By Virginia Furness
LONDON, June 13 (Reuters) - A firesale of peripheral debt from Italy, Spain and Portugal has drawn strong investor demand despite the record low yields on offer, and some expectation that the EU will discipline Italy over its excessive debt.
With euro zone bond yields offering ultra-low or negative returns, the carry trade is on, analysts say, meaning that each of the three peripheral bond issuers were met with strong demand in Wednesday's sales.
The term "carry" refers to a trade where investors take advantage of low short-dated borrowing costs to pick up some yield by buying longer-dated debt.

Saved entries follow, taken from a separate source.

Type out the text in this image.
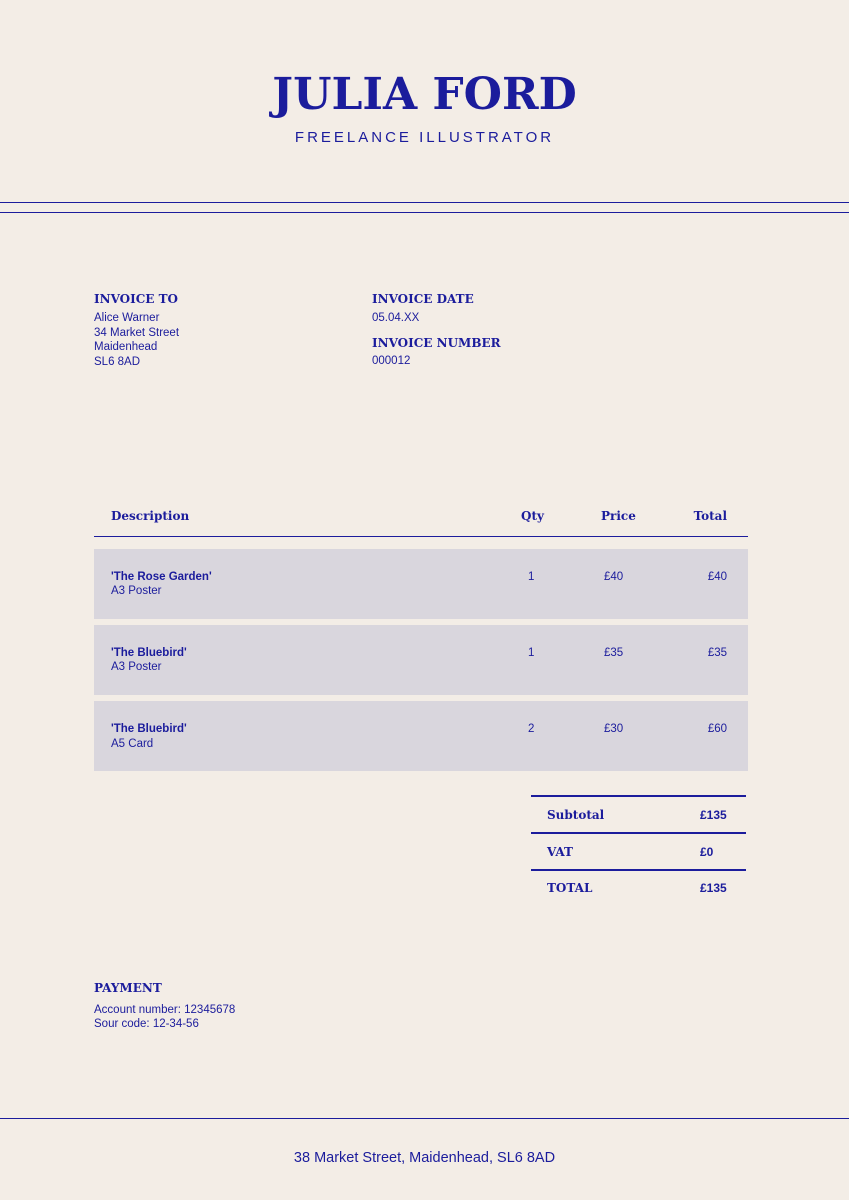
JULIA FORD
FREELANCE ILLUSTRATOR
INVOICE TO
Alice Warner
34 Market Street
Maidenhead
SL6 8AD
INVOICE DATE
05.04.XX
INVOICE NUMBER
000012
Description	Qty	Price	Total
'The Rose Garden'
A3 Poster
1	£40	£40
'The Bluebird'
A3 Poster
1	£35	£35
'The Bluebird'
A5 Card
2	£30	£60
Subtotal	£135
VAT	£0
TOTAL	£135
PAYMENT
Account number: 12345678
Sour code: 12-34-56
38 Market Street, Maidenhead, SL6 8AD
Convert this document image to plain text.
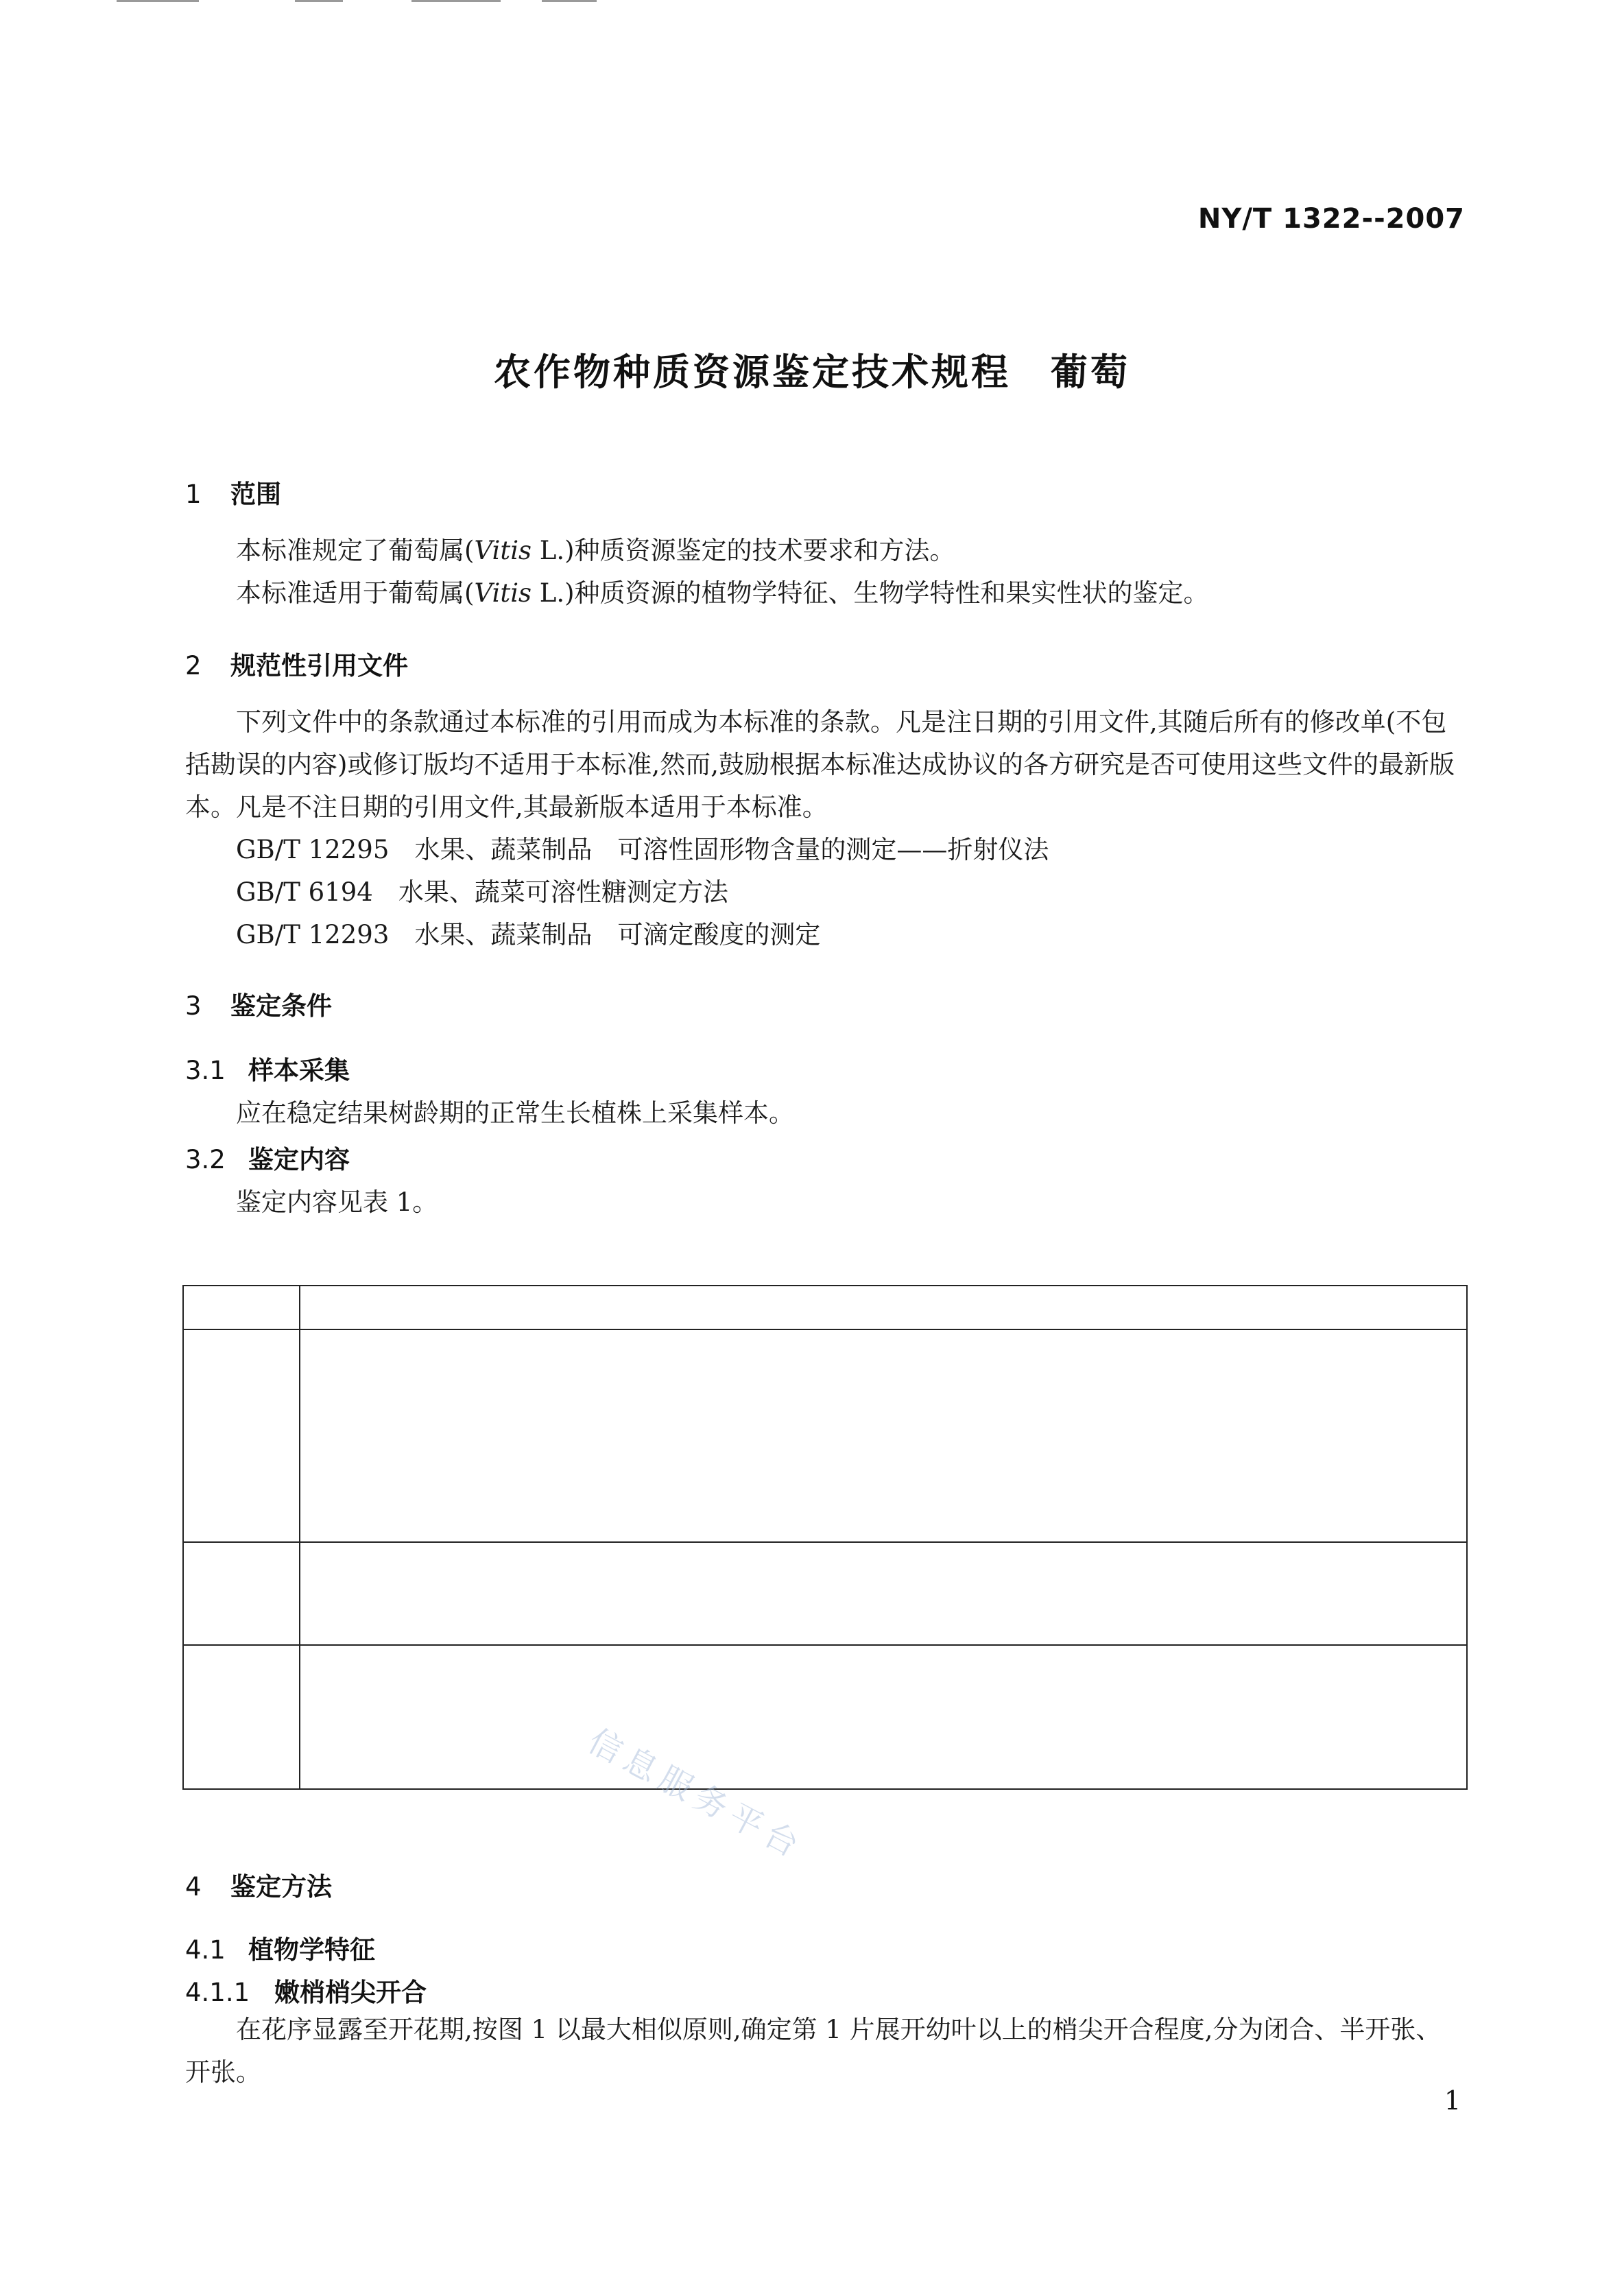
NY/T 1322--2007
农作物种质资源鉴定技术规程　葡萄
1 范围
本标准规定了葡萄属(Vitis L.)种质资源鉴定的技术要求和方法。
本标准适用于葡萄属(Vitis L.)种质资源的植物学特征、生物学特性和果实性状的鉴定。
2 规范性引用文件
下列文件中的条款通过本标准的引用而成为本标准的条款。凡是注日期的引用文件,其随后所有的修改单(不包括勘误的内容)或修订版均不适用于本标准,然而,鼓励根据本标准达成协议的各方研究是否可使用这些文件的最新版本。凡是不注日期的引用文件,其最新版本适用于本标准。
GB/T 12295　水果、蔬菜制品　可溶性固形物含量的测定——折射仪法
GB/T 6194　水果、蔬菜可溶性糖测定方法
GB/T 12293　水果、蔬菜制品　可滴定酸度的测定
3 鉴定条件
3.1 样本采集
应在稳定结果树龄期的正常生长植株上采集样本。
3.2 鉴定内容
鉴定内容见表 1。

4 鉴定方法
4.1 植物学特征
4.1.1 嫩梢梢尖开合
在花序显露至开花期,按图 1 以最大相似原则,确定第 1 片展开幼叶以上的梢尖开合程度,分为闭合、半开张、开张。
信息服务平台
1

Worries about economic growth as well as trade disputes are seeing core euro zone bond yields hit multi-year or all-time lows, but spreads are also tightening, suggesting there is a hunt for yield which is benefiting the periphery.
"Usually you would expect spreads to widen but carry is so low in the core... which is why the periphery is doing so well," said Daniel Lenz, rates strategist at DZ Bank.
Italy is expected to be a key focus at this month's Eurogroup meeting on Thursday, analysts said, amid concerns over its heavy public debt load.
European Economics Commissioner Pierre Moscovici said on Wednesday Italy should present a credible fiscal path for this year and next if it still wants to avoid European Union disciplinary action over its debt.
Also on Wednesday, Italy's Economy Minister Giovanni Tria said the country must reduce its "enormous" public debt to shore up market confidence.
However, investors were undeterred by such concerns, placing orders of more than 23.5 billion euros for a 20-year syndicated bond.
A further test will come later on Thursday as the sovereign looks to sell up to 6.5 billion euros of government bonds or BTPs at auction.
Spain raised 6 billion euros of 10-year debt via syndication at a yield of 0.629%, or 33 basis points over mid-swaps
Portugal sold 1.25 billion euros of 10- and 15-year bonds in an auction on Wednesday at a record low yield.
State debt agency IGCP said the allotment yield on the benchmark June 2029 maturity fell to 0.639%, way below 1.059% at the previous auction in May, and the first time Portugal has sold 10 year debt below 1%.